Но не только образы богов, Платону не нравится также взгляд Гомера на потустороннее. Он ставит под сомнение также существование подземного царства Аида.
«- Что же? Кто считает Аид существующим, и притом ужасным, разве будет тот чужд страха смерти и разве предпочтет он поражению и рабству смерть в бою?»
И действительно, если мы хотим сделать наших воинов лишенными страха смерти, концепцию посмертного существования следует пересмотреть. Интересно, что страх перед Аидом, который Гомер описал в столь мрачных тонах, вовсе не мешал мужам Эллады идти на смерть, защищая свою отчизну. Аид воспринимался как нечто неизбежное, но по сравнению с ним нынешняя жизнь под солнцем вовсе не выглядела так прискорбно, как описанное Платоном пребывание в мрачной пещере. Как раз наоборот – древний грек с удовольствием наслаждался этой жизнью, не думая о том, что окружающая его красота – всего лишь тень чего-то там идеального…

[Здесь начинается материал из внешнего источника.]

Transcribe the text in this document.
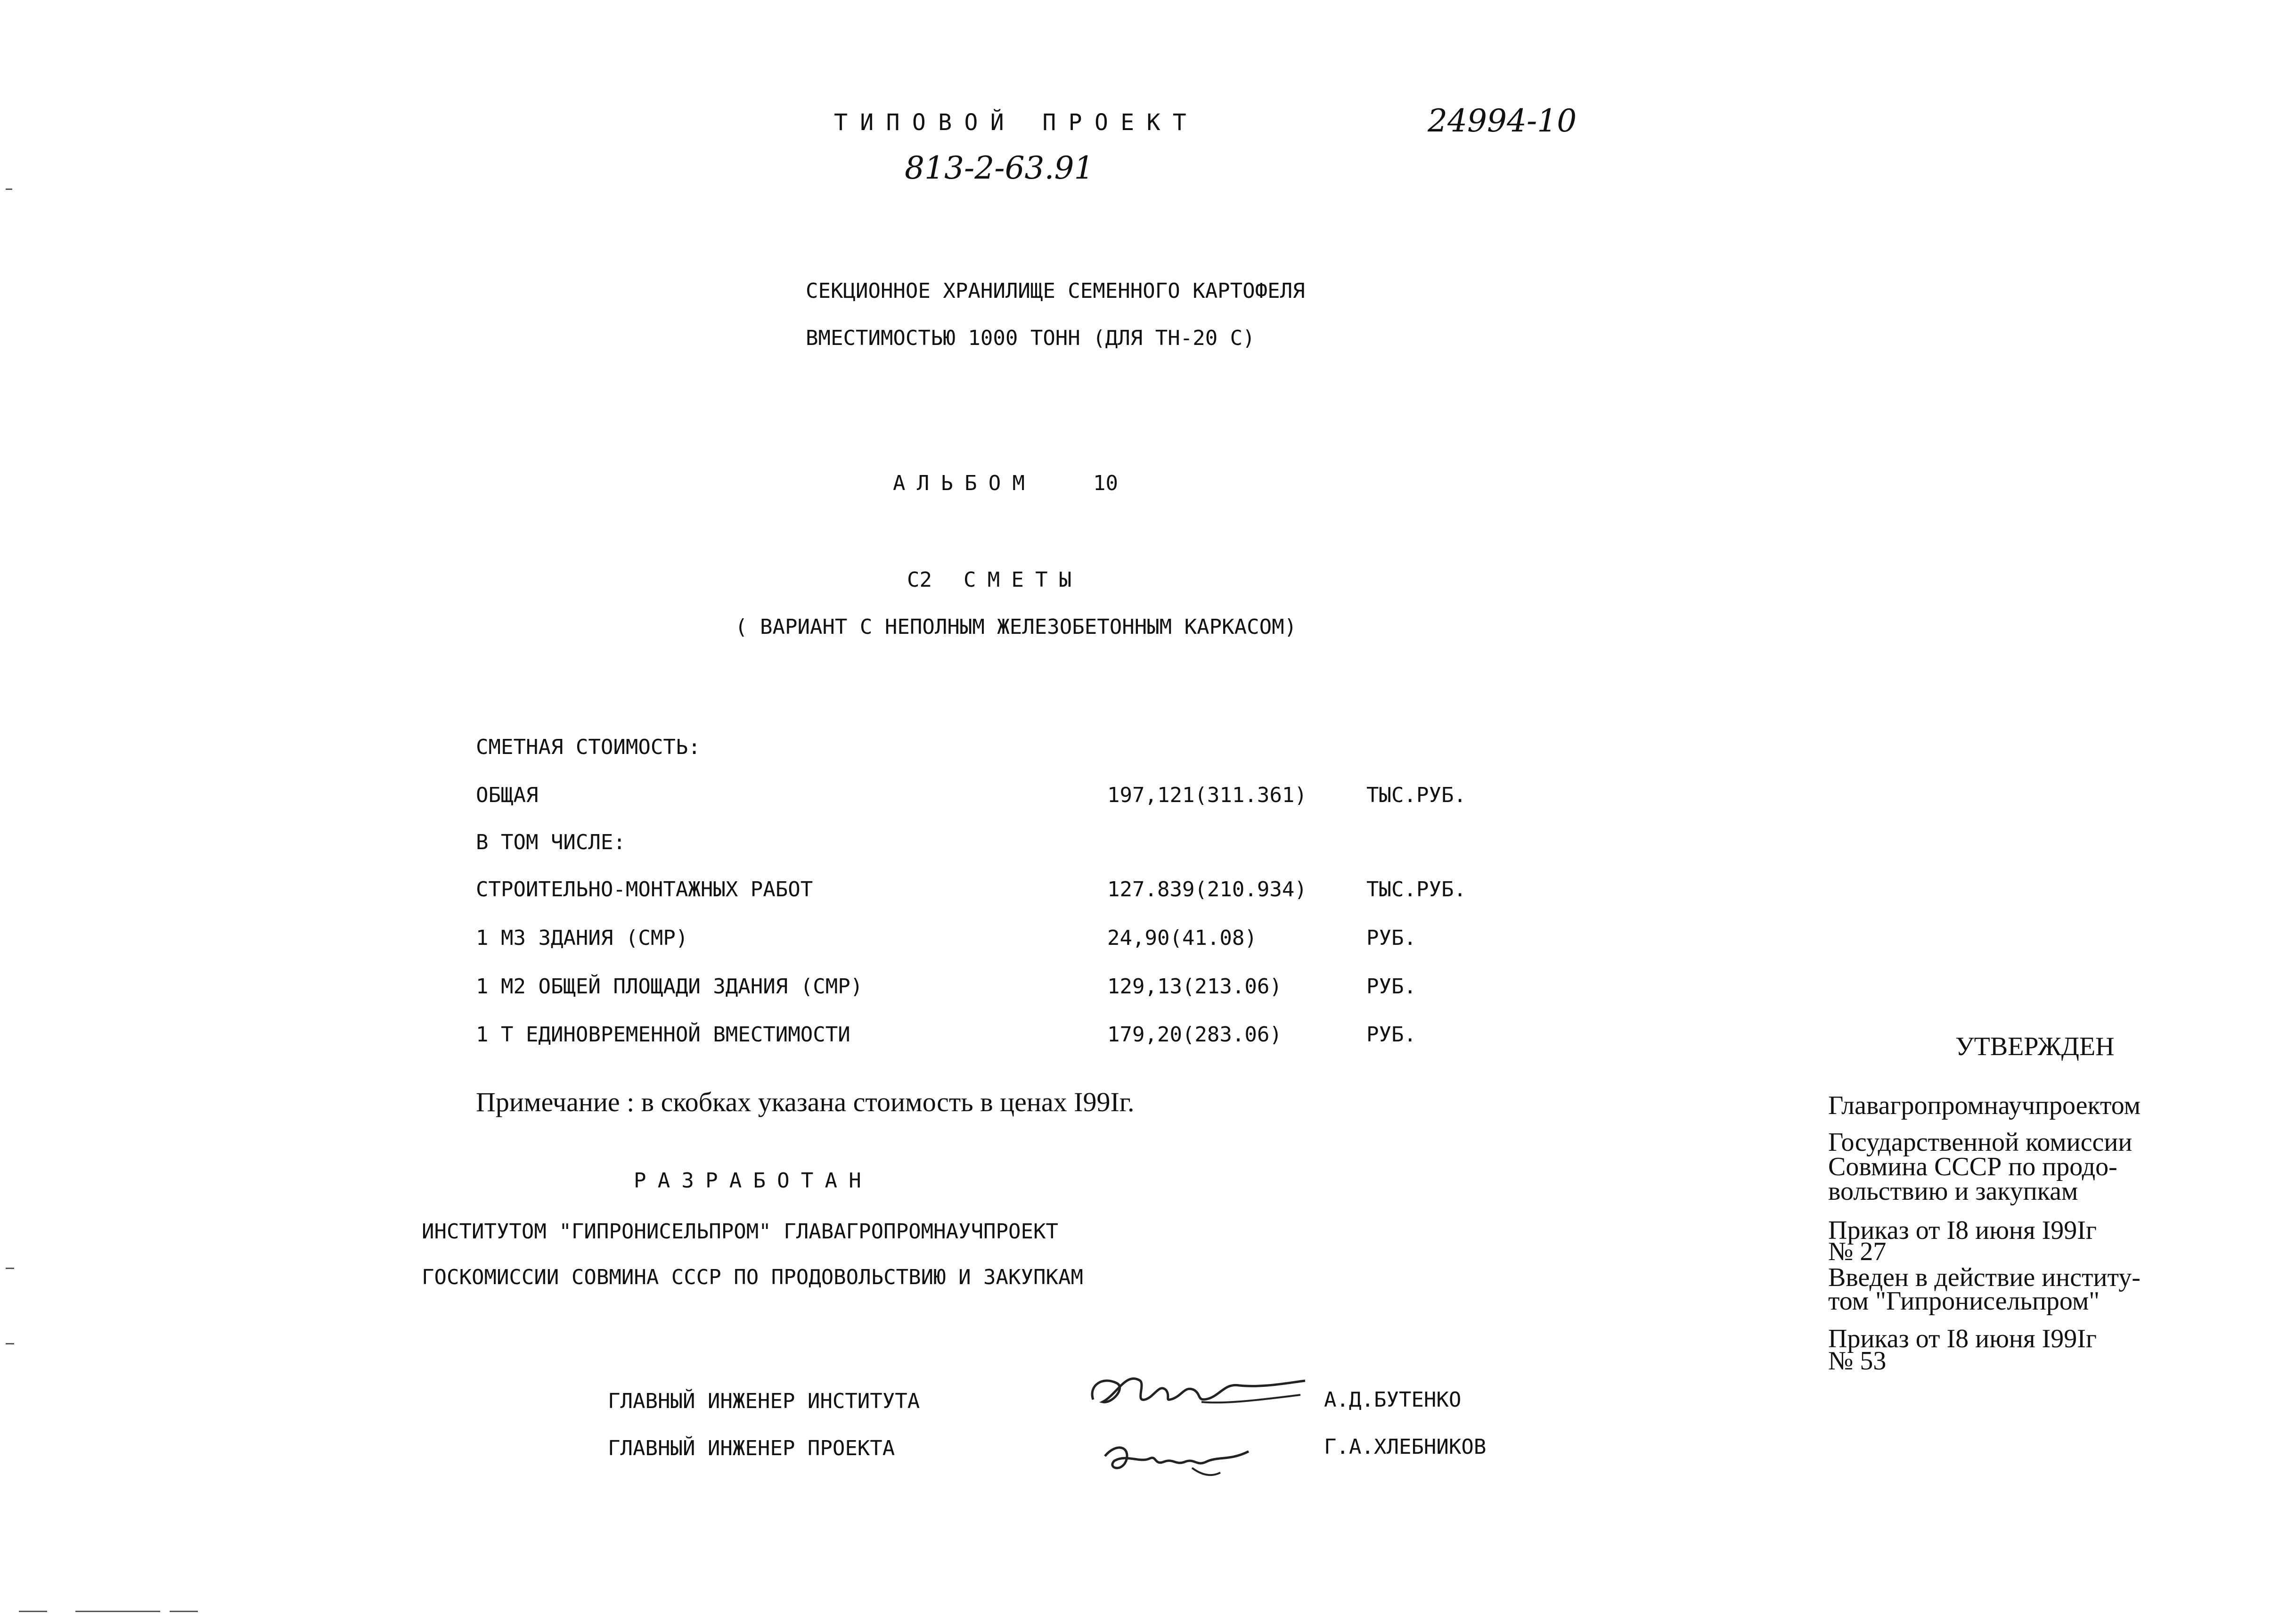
ТИПОВОЙ ПРОЕКТ
813-2-63.91
24994-10
СЕКЦИОННОЕ ХРАНИЛИЩЕ СЕМЕННОГО КАРТОФЕЛЯ
ВМЕСТИМОСТЬЮ 1000 ТОНН (ДЛЯ ТН-20 С)
АЛЬБОМ	10
С2 СМЕТЫ
( ВАРИАНТ С НЕПОЛНЫМ ЖЕЛЕЗОБЕТОННЫМ КАРКАСОМ)
СМЕТНАЯ СТОИМОСТЬ:
ОБЩАЯ	197,121(311.361)	ТЫС.РУБ.
В ТОМ ЧИСЛЕ:
СТРОИТЕЛЬНО-МОНТАЖНЫХ РАБОТ	127.839(210.934)	ТЫС.РУБ.
1 М3 ЗДАНИЯ (СМР)	24,90(41.08)	РУБ.
1 М2 ОБЩЕЙ ПЛОЩАДИ ЗДАНИЯ (СМР)	129,13(213.06)	РУБ.
1 Т ЕДИНОВРЕМЕННОЙ ВМЕСТИМОСТИ	179,20(283.06)	РУБ.
Примечание : в скобках указана стоимость в ценах I99Iг.
РАЗРАБОТАН
ИНСТИТУТОМ "ГИПРОНИСЕЛЬПРОМ" ГЛАВАГРОПРОМНАУЧПРОЕКТ
ГОСКОМИССИИ СОВМИНА СССР ПО ПРОДОВОЛЬСТВИЮ И ЗАКУПКАМ
ГЛАВНЫЙ ИНЖЕНЕР ИНСТИТУТА	А.Д.БУТЕНКО
ГЛАВНЫЙ ИНЖЕНЕР ПРОЕКТА	Г.А.ХЛЕБНИКОВ
УТВЕРЖДЕН
Главагропромнаучпроектом
Государственной комиссии
Совмина СССР по продо-
вольствию и закупкам
Приказ от I8 июня I99Iг
№ 27
Введен в действие институ-
том "Гипронисельпром"
Приказ от I8 июня I99Iг
№ 53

На эту тему: «между Аидом и Олимпом»
В таком отношении Платона к поэзии ясно видно его отношение к самой религии. Ведь это не Гомер создал «человекоподобных» богов, он только поэтически выразил то отношение к богам, которое существовало в обществе. С одной стороны, роль религиозной поэзии, или скажем прямо – роль самой религии, чисто практическая – воспитательная. Образы богов и героев должны быть позитивными примерами для молодого поколения. Но за этим отношением прослеживается другая роль – более возвышенная – явить правду о боге (божестве), независимо от того, какую пользу принесет эта правда государству. Именно тогда, когда Платон использует единственное число в отношении божества, он пытается высказаться о таковом позитивно, например: «бог благ по существу» или «бог – причина не всего, а только блага». Как бы там ни было, а в идеальном государстве, управляют которым философы, религия должна быть идеальной – философской.
Конечно, Платону так и не удалось осуществить свою мечту и построить свое идеальное государство в реальной жизни (не смотря на попытки заинтересовать своими идеями тиранов Сиракуз). Но это не помешало последователям его учения (как языческим, так впоследствии и христианским) успешно построить это государство в своих умах. Их виденье религии однозначно: это возвышенное духовно-интеллектуальное созерцание «горнего» - будь то «мира вечных идей», или «Царства Небесного», но в любом случае, это нечто должно быть радикально противопоставлено «плоти» - т.е. человечности во всех ее проявлениях.